Ermete starts with a large tray placed on a carpet spread on the floor on which the pita bread is laid out. "The different attitudes of those dining are curious - one sits cross-legged, another kneels, some lie comfortably on one side and altogether they form a very picturesque group. The host himself honours his guests with a choice piece of meat on pita which is the one and only main platter. The bowls of dishes and sauces are shared and everyone dips in his bread with his fingers".

Pierotti, the refined European, gives a particularly colourful description on eating: "normally, each guest uses all ten fingers - he takes a handful of rice from the bowl and squeezes it tightly into a ball which he then puts into his mouth. After that he shakes his open hands over the dish". Needless to say how all this affected Pierotti's appetite and he says that he was careful to limit his interest, to those places where utensils were not put out, to only those plates which had not been polluted by so many fingers dipping in.

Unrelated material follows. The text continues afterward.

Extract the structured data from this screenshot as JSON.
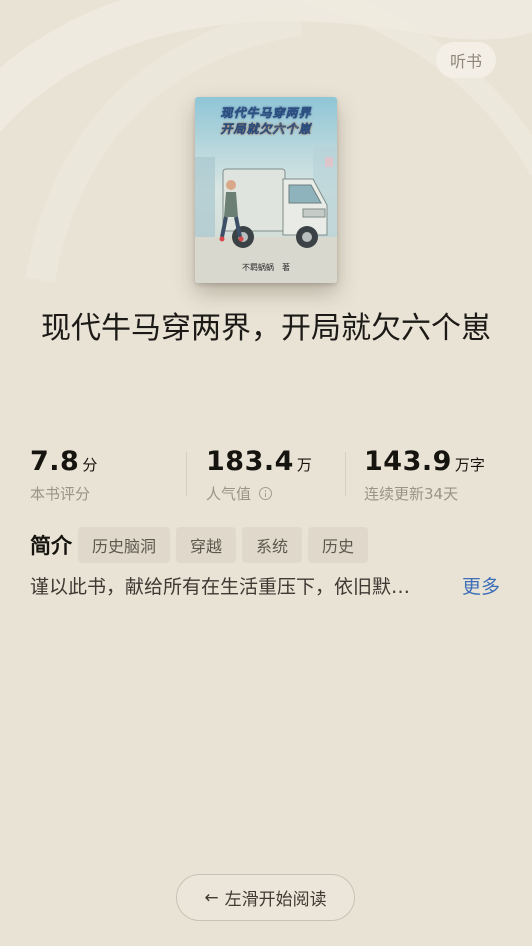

No less amusing is his reference to the more modern homes in which not only spoons were distributed to those partaking of the meal, but also knives and forks. The result, very often, was incredibly ridiculous, he writes, for the local person who is not accustomed to these tools and tries to act as a European, pricks his lips with his fork or hurts them with his knife, and would then cast them out of his hands, accompanied by a silent curse against the devious ways of foreign fashions, whilst attempting to stop the dripping blood.

Pierotti continues lamenting that everyone at the table drinks from the same three glasses which unfortunately do not contain wine and about the music which is too loud in the course of the meal. In conclusion he adds a warning to the European traveller in the East: allow me to please warn every reader of this book, lest he go to be a guest wearing his finest clothes for whoever carves a dish uses only his hands, and in tearing the meat violently asunder, he plentifully bespatters those near him. Sometimes too, a guest's heart is so warmed with the good cheer that he waxes affectionate and seizes the first opportunity of giving his neighbor a hug with his greasy hands, or throws him a prime chunk of meat as a polite and gracious attention.